I moved through more doors and down more hallways, taking the path that Amaryllis had left whenever it was obvious. I encountered no zombies of my own, just the destruction she’d left. There was something frightening about how methodical she was, how precise she was with her shots, enough that it pushed me just a little bit out of my haze. The zombies were slow, sure, not much of a challenge, but it still took effort of will to face them down and wait for the perfect moment.
Finally I reached wide double doors with frosted glass windows on either side of them. It took basically all my strength to lean into the handle and push the door open. Before me stood Silmar City, high walls behind me, a brief stretch of lawn in front of me, and beyond that, towering over office buildings, were six improbably immense castles. That wasn’t what drew my attention though; standing tall enough that its head was visible over three story buildings was another creature made of corpses, with red eyes so bright they reminded me of a lighthouse.
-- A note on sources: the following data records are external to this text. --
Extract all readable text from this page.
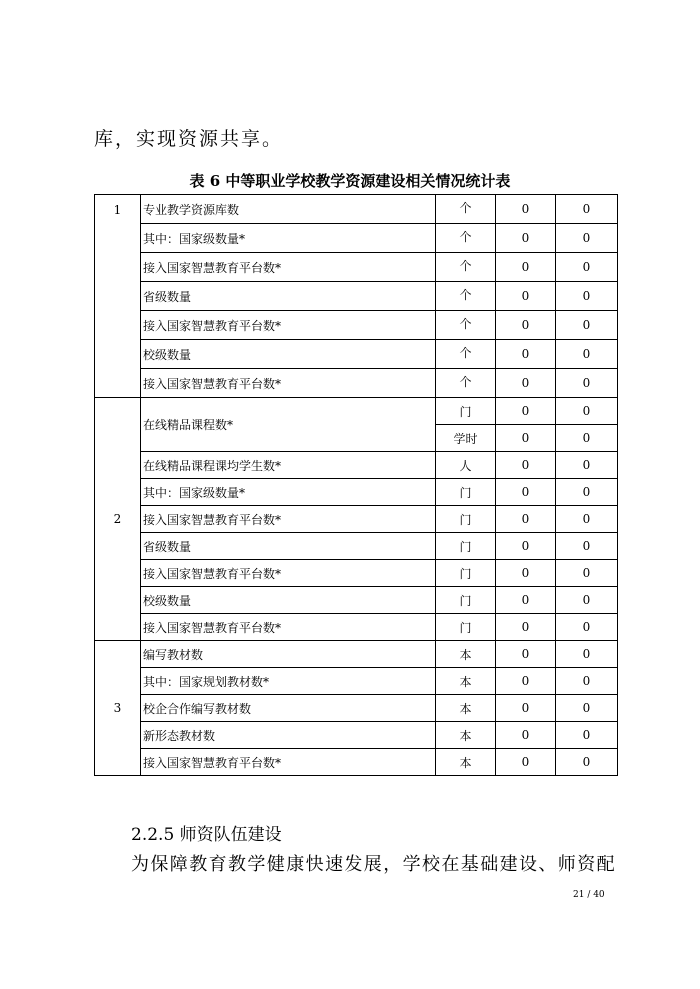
库，实现资源共享。
表 6 中等职业学校教学资源建设相关情况统计表
1	专业教学资源库数	个	0	0
	其中：国家级数量*	个	0	0
	接入国家智慧教育平台数*	个	0	0
	省级数量	个	0	0
	接入国家智慧教育平台数*	个	0	0
	校级数量	个	0	0
	接入国家智慧教育平台数*	个	0	0
2	在线精品课程数*	门	0	0
		学时	0	0
	在线精品课程课均学生数*	人	0	0
	其中：国家级数量*	门	0	0
	接入国家智慧教育平台数*	门	0	0
	省级数量	门	0	0
	接入国家智慧教育平台数*	门	0	0
	校级数量	门	0	0
	接入国家智慧教育平台数*	门	0	0
3	编写教材数	本	0	0
	其中：国家规划教材数*	本	0	0
	校企合作编写教材数	本	0	0
	新形态教材数	本	0	0
	接入国家智慧教育平台数*	本	0	0
2.2.5 师资队伍建设
为保障教育教学健康快速发展，学校在基础建设、师资配
21 / 40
Quest Complete: Out of the Frying Pan – You have made it to Silmar City!
Level Up!
Quest Accepted: Into the Fryer – The teleportation key lies in a secret research facility nestled into the top level of Sorian’s Castle, one of the six corporate castles in Silmar City. Get the key, find Amaryllis, and leave before her friends show up.
I sank down to my knees as the golden wave of bliss took me, but it lifted me partway up, supporting me entirely as it shook my body with ecstasy. It seemed to last longer this time, long enough that I felt myself in its grip. When it stopped, I felt this hollow emptiness, as though I’d been pithed. And yet that sensation didn’t last that long, because I was also whole, devoid of affliction, all my blood back in my body, and I wasn’t even hungry anymore.
I stretched out and smiled, then went off to find Amaryllis.